Four Poems by Rosemerry Wahtola Trommer

After Reading a Romance at Midnight

For two hours, I am the woman
who works at the orphanage, the woman
who falls in love with a man from India
who is not who he says he is.
He and I make love for hours beneath a mirror,
twining our limbs in a sea of silk,
and he shows me the pleasure
of losing the stories I’ve told myself
about what is possible with love.
When, after many pages,
we arrive at happily ever after,
I find myself on the couch in my kitchen,
notice my own thick legs curled beneath me,
my own raw heart in my tired chest
doing its faithful work. I’m surprised
to return to my own story:
the woman who is grieving—
the woman alone
in the empty room who listens
for the voice that isn’t there,
who listens for footsteps that do not come.
For the last two hours, I had forgotten her,
had forgotten this woman
whose story I know as my own,
this woman who lost her son.
I had forgotten the ache she carries,
the constant throb. And though it cuts,
though it wounds,
I am so grateful to return to her life,
to her story—the story
of how she gave her everything
to someone she loved,
how she knows he loved her, too.
It’s not a story she had wanted to live,
but now that it’s hers
she would never give up a page
of their story.
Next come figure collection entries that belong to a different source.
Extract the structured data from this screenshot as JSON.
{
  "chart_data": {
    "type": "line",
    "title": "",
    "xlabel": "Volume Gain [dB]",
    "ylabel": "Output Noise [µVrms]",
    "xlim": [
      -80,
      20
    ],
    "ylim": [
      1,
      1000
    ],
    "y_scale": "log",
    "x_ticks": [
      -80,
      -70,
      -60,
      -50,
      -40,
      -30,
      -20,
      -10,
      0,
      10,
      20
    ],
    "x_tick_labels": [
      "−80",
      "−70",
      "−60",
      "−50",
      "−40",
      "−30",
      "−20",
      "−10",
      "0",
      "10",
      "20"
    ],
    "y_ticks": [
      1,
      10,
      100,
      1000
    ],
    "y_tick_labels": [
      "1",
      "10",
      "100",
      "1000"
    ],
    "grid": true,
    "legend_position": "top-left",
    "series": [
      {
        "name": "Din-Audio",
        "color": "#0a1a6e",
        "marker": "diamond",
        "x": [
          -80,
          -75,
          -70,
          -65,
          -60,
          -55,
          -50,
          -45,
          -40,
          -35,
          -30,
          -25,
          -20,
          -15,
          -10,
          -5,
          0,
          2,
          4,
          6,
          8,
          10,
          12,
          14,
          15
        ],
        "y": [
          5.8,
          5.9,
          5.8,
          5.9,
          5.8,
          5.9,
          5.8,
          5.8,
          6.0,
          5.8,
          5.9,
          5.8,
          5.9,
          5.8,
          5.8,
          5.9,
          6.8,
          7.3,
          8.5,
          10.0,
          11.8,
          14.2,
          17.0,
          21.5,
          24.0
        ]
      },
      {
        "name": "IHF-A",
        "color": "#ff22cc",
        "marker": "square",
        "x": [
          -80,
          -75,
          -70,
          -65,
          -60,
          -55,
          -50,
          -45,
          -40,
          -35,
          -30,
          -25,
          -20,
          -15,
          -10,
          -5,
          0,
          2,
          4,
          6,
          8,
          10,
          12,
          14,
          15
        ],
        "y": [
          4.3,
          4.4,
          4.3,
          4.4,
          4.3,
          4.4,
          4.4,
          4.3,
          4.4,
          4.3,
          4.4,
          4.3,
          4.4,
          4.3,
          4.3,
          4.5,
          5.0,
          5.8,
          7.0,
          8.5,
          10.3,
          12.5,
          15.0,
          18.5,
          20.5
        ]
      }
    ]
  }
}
Not a single word.

*

My Son’s First Word

He pointed at the grass
beneath the cottonwood tree
and said “dado.”
Shadow? I asked.
Not ball, not mama,
not cat, not dad.
Shadow.
Already at one,
he was aware of both
what is and what isn’t here—
how sometimes the light
is intercepted.
After Finn died, I dreamt
a young boy taught me
how I could help my son’s
transformation by
guiding his energy
through the shadow
of a total eclipse,
a golden corona flaming
about the circumference.
All night, certain I was awake,
I pulled luminous swirls
through the dark center, and
Finn’s energy disappeared
into the heart of the shadow,
into the light beyond.
A shadow is nothing,
of course, which is to say
it is also everything. The way
my life is now steeped
in the shadow of his life,
the way the shape of him
follows me everywhere I go.

*

Today I Realize

I can still call your phone
and hear your voice mail.
And so I do, I call it,
and the low tones
of your familiar voice
reach all the way in
and squeeze my lungs.
This is you know who.
We are you know where.
Leave your you know what
you know when.
I hang up at the beep,
and then I’m gasping,
choking, making sounds
I don’t recognize.
And then the house is quiet.
The ache is like a time lapse
of a rose in bloom—
first clenched, then
opening and opening
and impossibly opening,
then fading, then dropping away.
Every day a new bouquet
of ways I miss you.
Today, I miss the deep
song of your voice,
how it opens in me
fragrant, like home.

*

Revival

The day your son died, the person you were died, too.
         —Mirabai Starr

Death came to her
as a blue sky day,
as a feral scream,
as an ambulance
with no need
for its siren.
Death came to her
saying, “Ma’am,
you don’t want
to see your son
this way.” Death
knew what it
was doing when
it erased everything
she’d thought
about how to meet
a day, when it scraped
her of who
she had been
and left her barren.
It was habit
that made her
brush her teeth,
routine that helped
her drive the car.
But it was life itself
that inspirited
her, slipping
like starlight
into her every
dark cell, life itself
that whispered
to her death-bent heart,
You are not done
yet with your
loving.

*

Rosemerry Wahtola Trommer co-hosts Emerging Form podcast on creative process, Secret Agents of Change (a surreptitious kindness cabal) and Soul Writers Circle. Her poetry has appeared on A Prairie Home Companion, PBS News Hour, O Magazine, Rattle, American Life in Poetry and her daily poetry blog, A Hundred Falling Veils. Her most recent collection, Hush, won the Halcyon Prize. Naked for Tea was a finalist for the Able Muse Book Award. One-word mantra: Adjust.